Water-soluble carbohydrate concentration is largely dependent on forage species. Coblentz says forage crops that are common to the north central United States range from 5% to 20% WSC, with corn ranking highest, followed by forage sorghum, and then cool-season grasses. Alfalfa and other legumes rank the lowest. He adds that native-warm season grasses also have notoriously low WSC concentrations, making them especially difficult to ensile.
Other factors that can impact WSC concentrations include plant maturity, growing environment, frost damage, nitrogen fertilization, and even the time of day during harvest. Perhaps the most problematic is rain damage after cutting that impedes forage dry down and exacerbates nutrient loss.
“When this occurs, WSC are lost through direct leaching of sugars and by prolonged or extended respiration before these damaged forages can be wilted suitably for harvest,” Coblentz explains. “Rain damage is typically more severe as forages become drier and lose their cell functions.”
To illustrate this, he refers to a study conducted at the University of Wisconsin Marshfield Agricultural Research Station where 1.1 inches of rain fell on alfalfa wilting in a windrow and caused WSC concentrations to slide from 6.4% to 4.9% on a dry matter basis. A more drastic decline was seen in a second trial where 1.9 inches of rainfall occurred over a prolonged eight-day period, reducing alfalfa WSC concentrations from 6.1% to 2.9%.
“It is important to emphasize initial concentrations of WSC in alfalfa are marginal at best for supporting silage fermentation, and these rain-damaged forages were severely compromised by the noted losses,” Coblentz states.
Consider buffering capacity
With that said, WSC and BC display somewhat of a love-hate relationship with one another. Higher WSC concentrations are required for more lactic acid — and thus a quicker decline in pH — but crops with high BC have a greater resistance to this process.
“To some extent, these two forage characteristics work against each other with respect to a desirable fermentation that includes strong acidification of the silage,” Coblentz asserts. “Adequate WSC are required for production of fermentation acids, but highly buffered crops are more resistant to the desired pH change.”

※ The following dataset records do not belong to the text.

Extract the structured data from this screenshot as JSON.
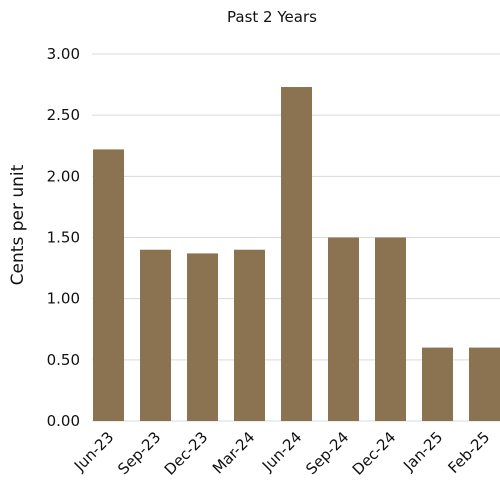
{
  "chart_data": {
    "type": "bar",
    "title": "Past 2 Years",
    "xlabel": "",
    "ylabel": "Cents per unit",
    "categories": [
      "Jun-23",
      "Sep-23",
      "Dec-23",
      "Mar-24",
      "Jun-24",
      "Sep-24",
      "Dec-24",
      "Jan-25",
      "Feb-25"
    ],
    "values": [
      2.22,
      1.4,
      1.37,
      1.4,
      2.73,
      1.5,
      1.5,
      0.6,
      0.6
    ],
    "ylim": [
      0,
      3
    ],
    "yticks": [
      "0.00",
      "0.50",
      "1.00",
      "1.50",
      "2.00",
      "2.50",
      "3.00"
    ],
    "grid": "horizontal",
    "legend": "none",
    "bar_color": "#8b7250"
  }
}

Coblentz ranks alfalfa and other legumes highest on the BC scale, followed by cool-season grasses, and then corn. With a low BC and high WSC concentrations, he suggests corn is the easiest crop to ensile and properly ferment. Conversely, alfalfa has a high BC and low WSC, so haylage fermentation can be more of a challenge.
“Much of the difference in BC between forages is related to naturally occurring organic acids, their salts, and to a lesser degree, plant proteins,” Coblentz writes. The higher the protein content, the more ammonia forage will produce, and this compound buffers fermentation.
He adds that BC can weaken as both grasses and legumes mature. Furthermore, alfalfa leaves tend to have a greater BC than alfalfa stems, which is noticeable when stands are harvested at earlier stages of maturity.
No matter the inherent WSC or BC of a forage species, harvesting crops at an appropriate moisture content is key to silage management. Coblentz notes this will inhibit the proliferation of clostridia bacteria that can generate end products like butyric acid, ammonia, and amines. Also, applying a homofermentative inoculant that contains lactic acid-producing bacteria will help expedite a drop in pH, which also keeps clostridial activity at bay.
Forage that is too dry, on the other hand, does not provide a welcoming environment for clostridia. However, it can be more difficult to effectively exclude oxygen when dry forage is packed in silage bunkers, bags, or wrapped as baleage.